Emotions are not reasoning, pure and simple. When what you want is to get to the truth, especially in the context of reading words on the screen, getting emotional is purely an impediment to the goal.
You can't have thoughts without emotions. There is such a thing as being too emotional and letting the emotions take control and prevent you from using proper reasoning, but this isn't the absence of emotions. Emotions are highly useful, but like anything it is more about balance. Don't try to be a Vulcan Mr Spock, you're human too.
Sure you can. What emotion do you feel when evaluating the correctness of the statement 2+2 = 4? More importantly, if you can even name one, what impact does it have on the outcome?
Again, the claim was that emotions are an impediment to truth-seeking. They are not reasoning. They are useful for interpersonal relationships, but absolutely worthless when determining whether something is true or false. If we are going to play at tired pop-culture references, here is another: facts don't care about your feelings
Generally bordem? Sometimes if I'm doing a lot of these types of work I get sloppy and can transpose numbers or make small errors.
For example, my comment obviously made you feel upset. There is no reason to believe I have not understood the claim correctly. I just disagreed with it. Which should be okay. Not everyone has to agree with you, right? That would be egotistical.
But let's look at a clear example that is much harder to dispute in how emotions play a role. You know that _joy_ and _excitement_ you get when you solve a really tough problem? How you overcame all that _frustration_ and _disappointment_? That dopamine hit that makes you feel on top of the world? That also is part of what drives you to keep pursuing these things. That makes you _stubborn_ and _focused_ because you have _pride_ and you're _curiosity_ _driven_. Without emotions you wouldn't be doing this in the first place.
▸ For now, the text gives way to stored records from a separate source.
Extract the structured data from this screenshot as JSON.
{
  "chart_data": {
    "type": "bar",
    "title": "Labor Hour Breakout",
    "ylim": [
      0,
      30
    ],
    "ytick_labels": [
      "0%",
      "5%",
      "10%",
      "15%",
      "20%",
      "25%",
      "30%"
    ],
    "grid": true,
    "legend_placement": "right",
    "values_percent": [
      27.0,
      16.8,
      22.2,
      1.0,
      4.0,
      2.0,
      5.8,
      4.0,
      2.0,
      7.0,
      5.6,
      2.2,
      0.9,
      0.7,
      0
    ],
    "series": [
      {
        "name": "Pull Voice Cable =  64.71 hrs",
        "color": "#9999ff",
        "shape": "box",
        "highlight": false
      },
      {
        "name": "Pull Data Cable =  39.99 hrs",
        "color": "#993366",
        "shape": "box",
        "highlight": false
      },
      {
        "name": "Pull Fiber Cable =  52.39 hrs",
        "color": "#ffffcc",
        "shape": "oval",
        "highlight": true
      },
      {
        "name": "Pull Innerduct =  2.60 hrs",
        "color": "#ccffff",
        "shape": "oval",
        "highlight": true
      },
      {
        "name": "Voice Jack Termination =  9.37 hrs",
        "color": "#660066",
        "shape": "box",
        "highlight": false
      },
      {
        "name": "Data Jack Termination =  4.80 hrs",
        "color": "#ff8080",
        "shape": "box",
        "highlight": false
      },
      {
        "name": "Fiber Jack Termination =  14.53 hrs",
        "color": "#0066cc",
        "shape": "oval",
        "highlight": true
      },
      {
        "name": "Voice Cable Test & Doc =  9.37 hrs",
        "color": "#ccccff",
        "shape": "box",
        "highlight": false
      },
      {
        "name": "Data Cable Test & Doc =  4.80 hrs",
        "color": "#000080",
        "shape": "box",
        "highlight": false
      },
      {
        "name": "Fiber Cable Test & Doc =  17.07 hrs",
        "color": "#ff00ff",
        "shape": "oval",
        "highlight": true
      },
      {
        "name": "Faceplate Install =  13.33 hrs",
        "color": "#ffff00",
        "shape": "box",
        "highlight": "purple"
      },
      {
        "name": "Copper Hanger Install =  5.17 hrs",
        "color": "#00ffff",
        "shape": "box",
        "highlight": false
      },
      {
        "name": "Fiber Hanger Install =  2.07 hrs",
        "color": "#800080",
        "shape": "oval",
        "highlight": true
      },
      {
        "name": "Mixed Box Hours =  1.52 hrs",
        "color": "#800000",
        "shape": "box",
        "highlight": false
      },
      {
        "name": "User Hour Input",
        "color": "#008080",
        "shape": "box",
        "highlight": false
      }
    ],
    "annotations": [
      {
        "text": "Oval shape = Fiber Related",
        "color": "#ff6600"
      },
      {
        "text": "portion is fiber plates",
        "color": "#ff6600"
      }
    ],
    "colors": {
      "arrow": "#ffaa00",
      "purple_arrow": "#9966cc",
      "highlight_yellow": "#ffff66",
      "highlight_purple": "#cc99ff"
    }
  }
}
The thing is that your biological machine was designed with emotions into the operating system. It is part of the language itself. But we are probably instead thinking of the definition of emotions differently. Just because you don't notice your feelings doesn't mean they aren't there. Indifference, seriousness, sincerity, ennui, indigence, self-confidence, reluctance, calmness, annoyance, insightfulness, and perseverance are all emotions, some of which you are exhibiting right now as you read this. What I propose instead is that recognizing this you can in turn control your emotions rather than let them be in control of you, which I think you'd fully agree upon. Emotions don't have to be extreme but nor do they need to be depressed (diction chosen with intent). They don't have to cleanly fit in a bin. Instead, emotions to us are like water to a fish. Rather than ridding yourself of emotions, you harness them. I'd suggest that it is a far better way to reach your goals as your working with the wetware you've been given instead of working against it. You don't need to install a new operating system but just learn to exploit the one you have. That's why I say that you are human too Mr Spock.
Is there a name for this "appeal to-non emotion" line of non-reasoning? Maybe the "Vulcan Fallacy"?